London, United Kingdom
Tunnels, bunkers, and shelters
London’s underground is not just the tube, but also a lesser-known maze of intricate underpasses and rooms left over from WWII. Most famous is the Cabinet War Rooms, a former command center that can now be seen as part of the Imperial War Museum. It’s the only military bunker in central London that’s open to the public.
Underneath Istanbul lies the Basilica Cistern, a collection of underground water storage used to sustain Constantinople and the Byzantine Empire. Built 2,000 years ago, today the cisterns -- and their ancient columns with Medusa carvings -- are one of the city's major attractions. It’s even been featured in the James Bond flick From Russia with Love and the video game, Assassin’s Creed: Revelations.
The mines and catacombs
Paris’ underground network spans hundreds of miles; with tunnels connecting caves and quarries. Much of its illegal to explore (police officers are known to hand out tickets down there), but the Catacombs of Paris can be visited on public tours.
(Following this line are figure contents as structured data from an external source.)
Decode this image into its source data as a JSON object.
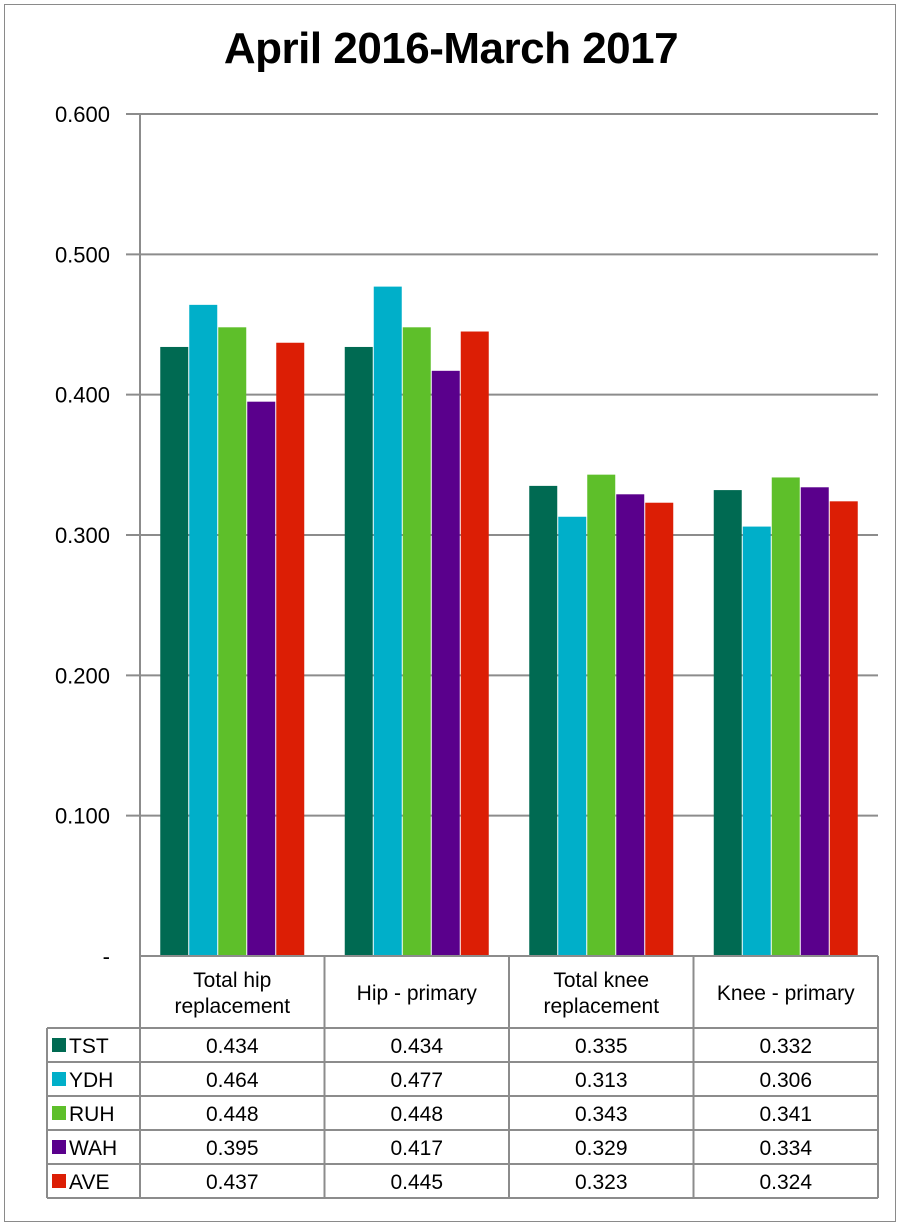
{
  "chart_data": {
    "type": "bar",
    "title": "April 2016-March 2017",
    "categories": [
      "Total hip replacement",
      "Hip - primary",
      "Total knee replacement",
      "Knee - primary"
    ],
    "category_label_lines": [
      [
        "Total hip",
        "replacement"
      ],
      [
        "Hip - primary"
      ],
      [
        "Total knee",
        "replacement"
      ],
      [
        "Knee - primary"
      ]
    ],
    "ylim": [
      0,
      0.6
    ],
    "yticks": [
      {
        "value": 0,
        "label": "-"
      },
      {
        "value": 0.1,
        "label": "0.100"
      },
      {
        "value": 0.2,
        "label": "0.200"
      },
      {
        "value": 0.3,
        "label": "0.300"
      },
      {
        "value": 0.4,
        "label": "0.400"
      },
      {
        "value": 0.5,
        "label": "0.500"
      },
      {
        "value": 0.6,
        "label": "0.600"
      }
    ],
    "grid": true,
    "legend": "data table below chart",
    "series": [
      {
        "name": "TST",
        "color": "#006a52",
        "values": [
          0.434,
          0.434,
          0.335,
          0.332
        ],
        "labels": [
          "0.434",
          "0.434",
          "0.335",
          "0.332"
        ]
      },
      {
        "name": "YDH",
        "color": "#00afc9",
        "values": [
          0.464,
          0.477,
          0.313,
          0.306
        ],
        "labels": [
          "0.464",
          "0.477",
          "0.313",
          "0.306"
        ]
      },
      {
        "name": "RUH",
        "color": "#5ebf2a",
        "values": [
          0.448,
          0.448,
          0.343,
          0.341
        ],
        "labels": [
          "0.448",
          "0.448",
          "0.343",
          "0.341"
        ]
      },
      {
        "name": "WAH",
        "color": "#5a008c",
        "values": [
          0.395,
          0.417,
          0.329,
          0.334
        ],
        "labels": [
          "0.395",
          "0.417",
          "0.329",
          "0.334"
        ]
      },
      {
        "name": "AVE",
        "color": "#dc1e05",
        "values": [
          0.437,
          0.445,
          0.323,
          0.324
        ],
        "labels": [
          "0.437",
          "0.445",
          "0.323",
          "0.324"
        ]
      }
    ]
  }
}
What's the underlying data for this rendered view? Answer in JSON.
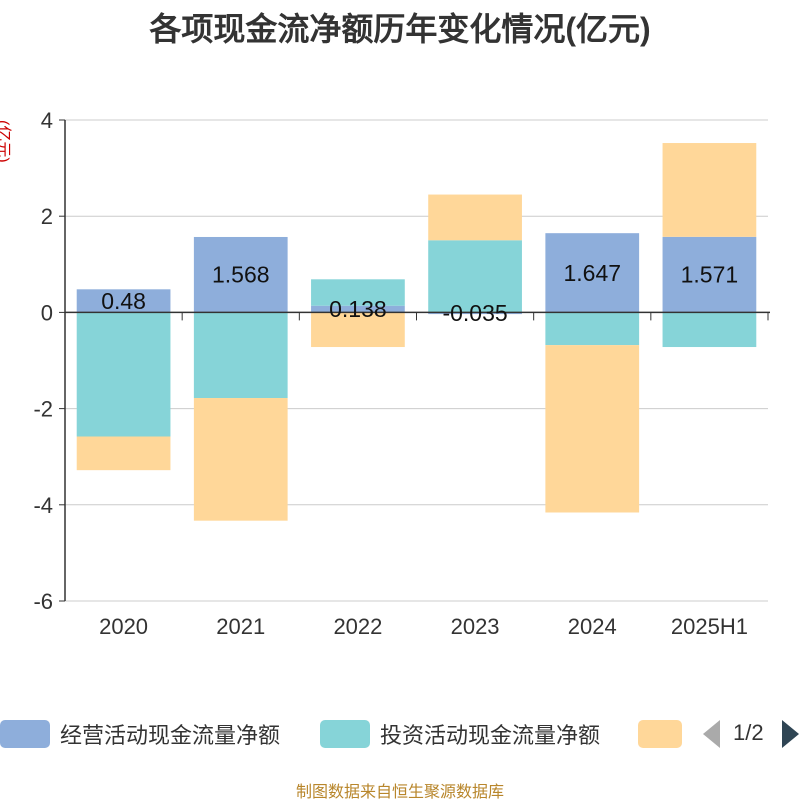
{
  "title": "各项现金流净额历年变化情况(亿元)",
  "footer": "制图数据来自恒生聚源数据库",
  "legend": {
    "page_indicator": "1/2"
  },
  "colors": {
    "operating": "#8eaedb",
    "investing": "#86d4d8",
    "financing": "#ffd799",
    "axis_label": "#cc0000",
    "pager_active": "#2f4554",
    "pager_inactive": "#aaaaaa"
  },
  "chart_data": {
    "type": "bar",
    "stacked": true,
    "ylabel": "(亿元)",
    "ylim": [
      -6,
      4
    ],
    "yticks": [
      -6,
      -4,
      -2,
      0,
      2,
      4
    ],
    "grid": true,
    "legend_position": "bottom",
    "categories": [
      "2020",
      "2021",
      "2022",
      "2023",
      "2024",
      "2025H1"
    ],
    "series": [
      {
        "name": "经营活动现金流量净额",
        "values": [
          0.48,
          1.568,
          0.138,
          -0.035,
          1.647,
          1.571
        ],
        "data_labels": [
          "0.48",
          "1.568",
          "0.138",
          "-0.035",
          "1.647",
          "1.571"
        ]
      },
      {
        "name": "投资活动现金流量净额",
        "values": [
          -2.58,
          -1.78,
          0.55,
          1.5,
          -0.68,
          -0.72
        ]
      },
      {
        "name": "",
        "values": [
          -0.7,
          -2.55,
          -0.72,
          0.95,
          -3.48,
          1.95
        ]
      }
    ]
  }
}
At this subterranean cemetery, you can see the bones of six million (!!) people adorning the walls, in freaky skull and shinbone designs.
Tunnels, bunkers, and shelters
Berlin’s subterranean is a serious labyrinth, made up old Nazi tunnels connecting bunkers, air raid shelters, and even the Third Reich’s former aircraft factory. There’s even an unfinished underground highway, designed for Hitler’s world capital Germania. An organization called Berlin Underworld provides guided tours of the tunnels, and even still carries out excavations to find new shafts and dwellings.